Five years is a long enough time for anyone being objective to feel it must mean something. We’ve lived here in Massachusetts for over half the duration of our time in Maryland. One might ask if it feels like home yet, or if we’ve put down roots. Yes and no. Yes – we have our lifeway. We are part of this place, we know the fauna and flora and the local parks and trees and rocks, at least here in our little piece of the semi-suburbs. On our little walks, Jordan points out different-colored hydrangeas; the singular pear growing on a tiny shrub at the end of the block; the ghost stickers that say “Ha-ha!” on the window of the senior living facility on the way to the train station. Two years old and well on his way to three, he can name birch and oak and maple, and he loves playing with the “helicopter seeds” of the latter. I show him river grape (edible), pokeweed (definitely not), serviceberry (“xiao-niao berries” – bird berries! he cries), dogwood. We walk down to the Muddy River in the evening and he tosses pebbles in the water, talks to the ducks, completely lacks any fear of large waterfowl (from whom Jane and I have learned to keep our distance), makes up gibberish bilingual-toddler names for random stones. He has spent a blessed two years (nearly) at his in-home daycare down the street from our house; made good friends, talks about them constantly and looks forward to meeting them at the park; enjoys his rice and beans and his chicken tikka with basmati and his fried rice and anything with rice and sauce, basically, aside from dino nuggets and pizza.

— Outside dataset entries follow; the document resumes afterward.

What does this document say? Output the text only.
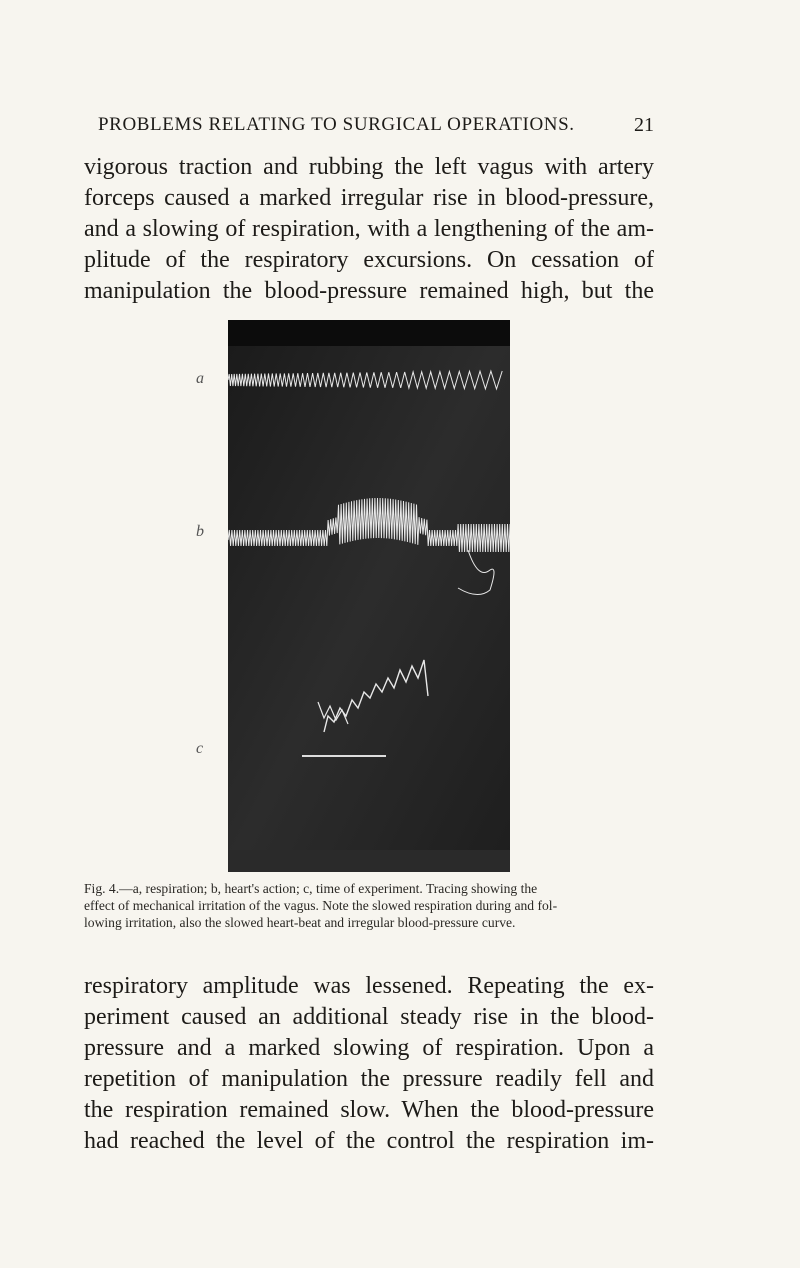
PROBLEMS RELATING TO SURGICAL OPERATIONS.	21

vigorous traction and rubbing the left vagus with artery
forceps caused a marked irregular rise in blood-pressure,
and a slowing of respiration, with a lengthening of the am-
plitude of the respiratory excursions. On cessation of
manipulation the blood-pressure remained high, but the

a
b
c
Fig. 4.—a, respiration; b, heart's action; c, time of experiment. Tracing showing the
effect of mechanical irritation of the vagus. Note the slowed respiration during and fol-
lowing irritation, also the slowed heart-beat and irregular blood-pressure curve.

respiratory amplitude was lessened. Repeating the ex-
periment caused an additional steady rise in the blood-
pressure and a marked slowing of respiration. Upon a
repetition of manipulation the pressure readily fell and
the respiration remained slow. When the blood-pressure
had reached the level of the control the respiration im-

He knows his subway stops along the D line, all the way from Newton Centre to Park Street, and he spends most of his waking hours talking about what trains he’s ridden, what trains he’s seen, which trains he wants to ride, where he hopes they’ll take him, and so forth. He imagines people waving to him from the window of his toy train. He waves back. I see this whole place in dual reality, through my eyes and his. To my child, this is home.

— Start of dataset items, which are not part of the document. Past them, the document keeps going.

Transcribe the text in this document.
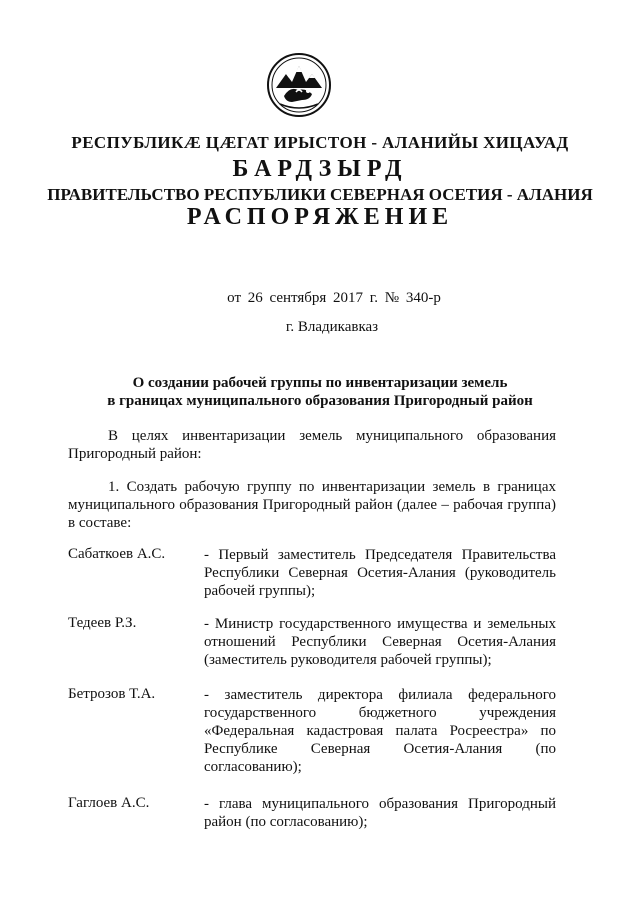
РЕСПУБЛИКÆ ЦÆГАТ ИРЫСТОН - АЛАНИЙЫ ХИЦАУАД
БАРДЗЫРД
ПРАВИТЕЛЬСТВО РЕСПУБЛИКИ СЕВЕРНАЯ ОСЕТИЯ - АЛАНИЯ
РАСПОРЯЖЕНИЕ
от 26 сентября 2017 г. № 340-р
г. Владикавказ
О создании рабочей группы по инвентаризации земель
в границах муниципального образования Пригородный район
В целях инвентаризации земель муниципального образования Пригородный район:
1. Создать рабочую группу по инвентаризации земель в границах муниципального образования Пригородный район (далее – рабочая группа) в составе:
Сабаткоев А.С.	- Первый заместитель Председателя Правительства Республики Северная Осетия-Алания (руководитель рабочей группы);
Тедеев Р.З.	- Министр государственного имущества и земельных отношений Республики Северная Осетия-Алания (заместитель руководителя рабочей группы);
Бетрозов Т.А.	- заместитель директора филиала федерального государственного бюджетного учреждения «Федеральная кадастровая палата Росреестра» по Республике Северная Осетия-Алания (по согласованию);
Гаглоев А.С.	- глава муниципального образования Пригородный район (по согласованию);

And yet, no – is this home? Still, five years later, I feel this core of grief that never went away, and probably never will. This sense of having lost something so profound and beautiful and infinite that time and meditation and mindful self-reflection may never replace. This sense of transition, this awareness of limitation, this persistent feeling of being on my way somewhere, coming from someplace else. I’ve always felt this, dating back to Baltimore. I’ve written about it for over ten years. I’ve wondered at times if I’m somehow traumatized, somehow wounded in some fundamental way, that I can never rest and experience the transcendent peace and love that I’ve been yearning for. I meditate on it, and I funnel my meditative failure into a place of explosive growth. The most spiritually attuned I’ve ever been in my life. The most physically fit I’ve ever been in my life. The most present and aligned with my core beliefs I’ve felt in a long time. And still. Something missing. Some important value that I haven’t mapped. I’m opening up to the world in ways I haven’t in many years (e.g. dating). I’m looking to be changed, or at least challenged. I’m leaning into everything I worried I couldn’t be; fear has become a dear friend, and I welcome at least a little trace of him into my life every day. I’m not sure any of this is the answer, but I’m trying.
An odd phenomenon – time dilating and shrinking as the waymarkers of our life become unevenly spaced, as our milestones evolve from academic calendars and graduations to long-term plans and lifetime goals. Five years hasn’t felt like five years – it has felt impossibly long in some respects (work and career) and ridiculously short in others (Jordan speaking bilingually in paragraphs and asking “Why?” to everything we say – wasn’t he just recently a giggling milkfat baby who would stay stuck in whichever spot we set him down in?). And still, the land abides, and the region’s hardwood forests where we walk and camp, and the fields and farmstands we visit, and the little streams, and the lakes and ponds we sit beside and where Jordan pretends to catch a fish. There’s something constant and beautiful here, something unquestionably good, something beyond doubt or reason or wonderment. If that isn’t a marker of home, then at least may it be a place of rest, a place from which we and our little one can take root, and give back, and grow.